Neutralizing antibodies
The lack of broadly neutralizing antibodies elicited by the RV144-like regimens is an acknowledged deficiency in their immune profile. A concerted international effort is researching immunogens that will elicit broader neutralizing antibodies. The trimeric structure of HIV, defining masking epitopes and eliminating them from a potential vaccine immunogen, and using sequential heterologous isolates to “coax” the immune system toward the development of broadly neutralizing antibodies are all under study [25].
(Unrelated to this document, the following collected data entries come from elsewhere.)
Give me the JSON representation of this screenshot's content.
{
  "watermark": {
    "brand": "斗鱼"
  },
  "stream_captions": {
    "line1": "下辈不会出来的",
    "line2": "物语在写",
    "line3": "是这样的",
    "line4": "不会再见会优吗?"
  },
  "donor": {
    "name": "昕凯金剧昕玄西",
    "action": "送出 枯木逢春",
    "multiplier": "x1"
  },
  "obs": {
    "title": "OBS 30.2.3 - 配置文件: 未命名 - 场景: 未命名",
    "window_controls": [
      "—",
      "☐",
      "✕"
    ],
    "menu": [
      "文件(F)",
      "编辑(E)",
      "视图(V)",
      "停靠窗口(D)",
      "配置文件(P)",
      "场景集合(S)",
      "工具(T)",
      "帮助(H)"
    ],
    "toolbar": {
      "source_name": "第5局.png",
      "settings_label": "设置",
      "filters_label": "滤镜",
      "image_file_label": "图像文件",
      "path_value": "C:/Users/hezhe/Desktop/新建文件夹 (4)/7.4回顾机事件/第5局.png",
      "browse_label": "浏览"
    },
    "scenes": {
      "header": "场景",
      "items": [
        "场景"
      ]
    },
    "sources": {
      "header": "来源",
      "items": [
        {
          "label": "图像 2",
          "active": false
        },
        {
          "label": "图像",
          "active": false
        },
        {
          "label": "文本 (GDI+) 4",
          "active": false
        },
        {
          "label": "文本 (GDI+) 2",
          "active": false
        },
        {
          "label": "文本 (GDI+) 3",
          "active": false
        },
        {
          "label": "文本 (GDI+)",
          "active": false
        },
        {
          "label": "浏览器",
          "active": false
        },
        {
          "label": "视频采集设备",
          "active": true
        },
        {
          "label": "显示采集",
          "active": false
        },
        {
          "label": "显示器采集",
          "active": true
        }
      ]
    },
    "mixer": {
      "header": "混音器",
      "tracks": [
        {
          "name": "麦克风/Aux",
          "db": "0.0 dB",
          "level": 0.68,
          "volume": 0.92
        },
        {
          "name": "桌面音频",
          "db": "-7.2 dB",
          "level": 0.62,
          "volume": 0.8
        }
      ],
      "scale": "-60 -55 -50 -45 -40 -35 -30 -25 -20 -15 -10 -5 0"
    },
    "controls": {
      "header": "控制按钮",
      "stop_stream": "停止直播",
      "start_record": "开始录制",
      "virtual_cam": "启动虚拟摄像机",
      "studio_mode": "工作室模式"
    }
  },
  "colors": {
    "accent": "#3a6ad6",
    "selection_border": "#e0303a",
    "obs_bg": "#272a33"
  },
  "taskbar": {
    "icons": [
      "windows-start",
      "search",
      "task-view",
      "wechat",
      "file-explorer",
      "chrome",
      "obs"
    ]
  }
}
Antibody-mediated prevention: monoclonal antibody approaches
Passive immunization is the administration of antibodies to prevent infection. Antibodies have been isolated which can neutralize a broad range of HIV strains in vitro, raising hopes for antibody-mediated prevention (AMP) of HIV. The first antibody to enter advanced human clinical trials is VRC01, discovered in an elite viral controller [26]. It is a human monoclonal antibody targeting the HIV-1 CD4 binding site. VRC01 demonstrated protection in animal studies, and has acceptable human safety [27*]. HVTN 703 will investigate the effectiveness of VRC01 and the level of neutralizing activity required in reducing HIV acquisition.